BTW, current file models.py
L80 loads the model on the first available GPU:
).to(device)
I believe you should comment and / or remove this part to use all of them.
Dear @lhenault ,
Thanks for Your reply and Your valuable time,
Actually I have two GPU-s, one is Titan X (with 12GB VRAM as you suggested) and the other is Quadro K2200 (with 4GB VRAM) that would be just enough to load the model, I have tried the device_map="auto"
option and it seems like it is not supported for MPT model yet :-(
File "/home/user/.local/lib/python3.9/site-packages/transformers/modeling_utils.py", line 2685, in from_pretrained
raise ValueError(f"{model.__class__.__name__} does not support `device_map='{device_map}'` yet.")
ValueError: MPTForCausalLM does not support `device_map='auto'` yet.
On another note, how can I use llama-7B-lora with openai Python API, i have tried this example but I get 500 server error:
import openai
# Put anything you want in `API key`
openai.api_key = 'Free the models'
# Point to your own url
openai.api_base = "http://127.0.0.1:8080"

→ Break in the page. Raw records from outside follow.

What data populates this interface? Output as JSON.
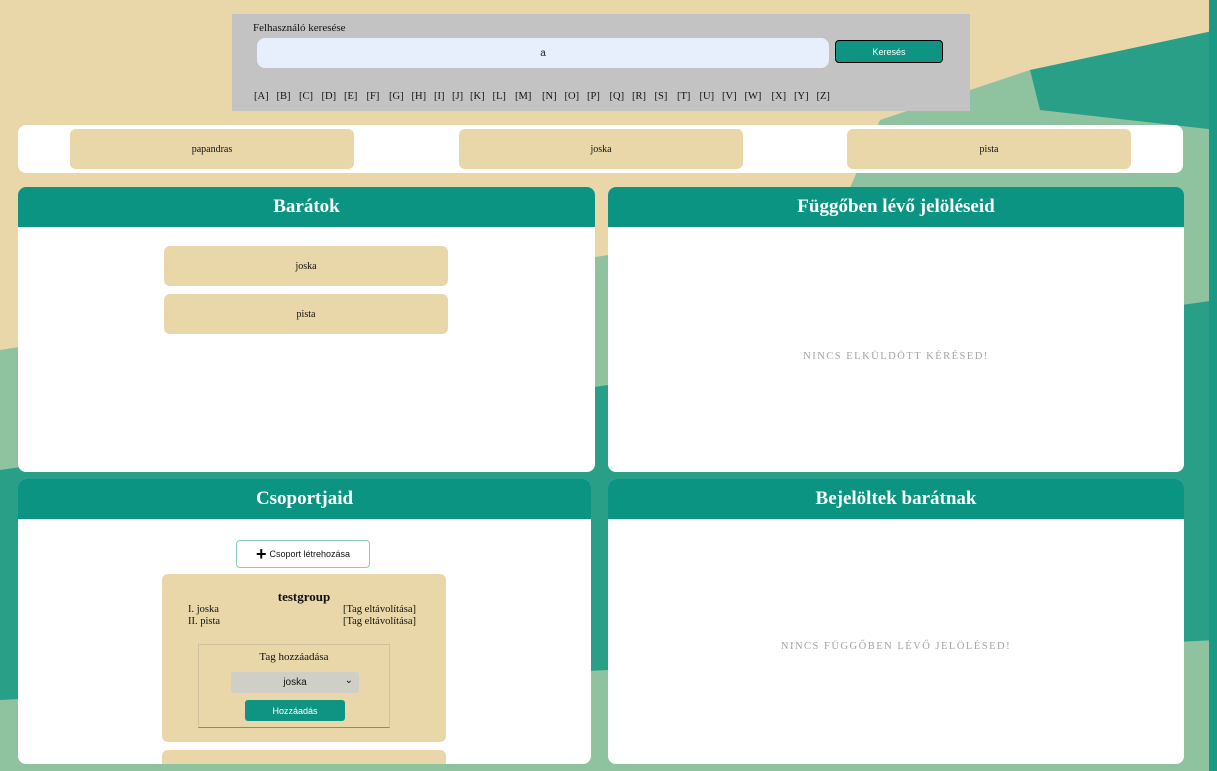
{
  "search": {
    "label": "Felhasználó keresése",
    "value": "a",
    "button_label": "Keresés",
    "letters": [
      "[A]",
      "[B]",
      "[C]",
      "[D]",
      "[E]",
      "[F]",
      "[G]",
      "[H]",
      "[I]",
      "[J]",
      "[K]",
      "[L]",
      "[M]",
      "[N]",
      "[O]",
      "[P]",
      "[Q]",
      "[R]",
      "[S]",
      "[T]",
      "[U]",
      "[V]",
      "[W]",
      "[X]",
      "[Y]",
      "[Z]"
    ]
  },
  "search_results": [
    "papandras",
    "joska",
    "pista"
  ],
  "friends": {
    "title": "Barátok",
    "items": [
      "joska",
      "pista"
    ]
  },
  "pending": {
    "title": "Függőben lévő jelöléseid",
    "empty_message": "NINCS ELKÜLDÖTT KÉRÉSED!"
  },
  "groups": {
    "title": "Csoportjaid",
    "create_label": "Csoport létrehozása",
    "group": {
      "name": "testgroup",
      "members": [
        {
          "name": "I. joska",
          "action": "[Tag eltávolítása]"
        },
        {
          "name": "II. pista",
          "action": "[Tag eltávolítása]"
        }
      ],
      "add_title": "Tag hozzáadása",
      "selected_member": "joska",
      "add_button": "Hozzáadás"
    }
  },
  "incoming": {
    "title": "Bejelöltek barátnak",
    "empty_message": "NINCS FÜGGŐBEN LÉVŐ JELÖLÉSED!"
  },
  "colors": {
    "accent": "#0b9482",
    "card": "#e9d7a9",
    "background_teal": "#2a9f88"
  }
}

# Do your usual things, for instance a completion query:
print(openai.Model.list())
completion = openai.Completion.create(model="llama-7B-lora", prompt="Hello everyone this is")
So for the Alpaca model you're mentioning, it is an instruct model, you should rather use Edits
, not Completions
with this one, make sure that the model is correctly defined in your models.toml
file, and that you are using the correct name.
Dear @lhenault,
Certanly not a question for here but can I get some instructions on how to use Edits with openai Python API. The model is loaded and working fine with cURL request, and I get the response but I cannot find openai.Edit
just openai.Completion
and openai.ChatCompletion
?
I have to admit I haven't tried this one through the official client, and examples are definitely lacking, but there is a Edit
interface in it.
Thanks @lhenault,
Thanks very much I tried edits
not edit, also on the side note If anyone wants to use ChatCompletion API the OpenAssistant example described in Your blog post works fine. I only had to define the offload_folder
parameter and create the directory for it.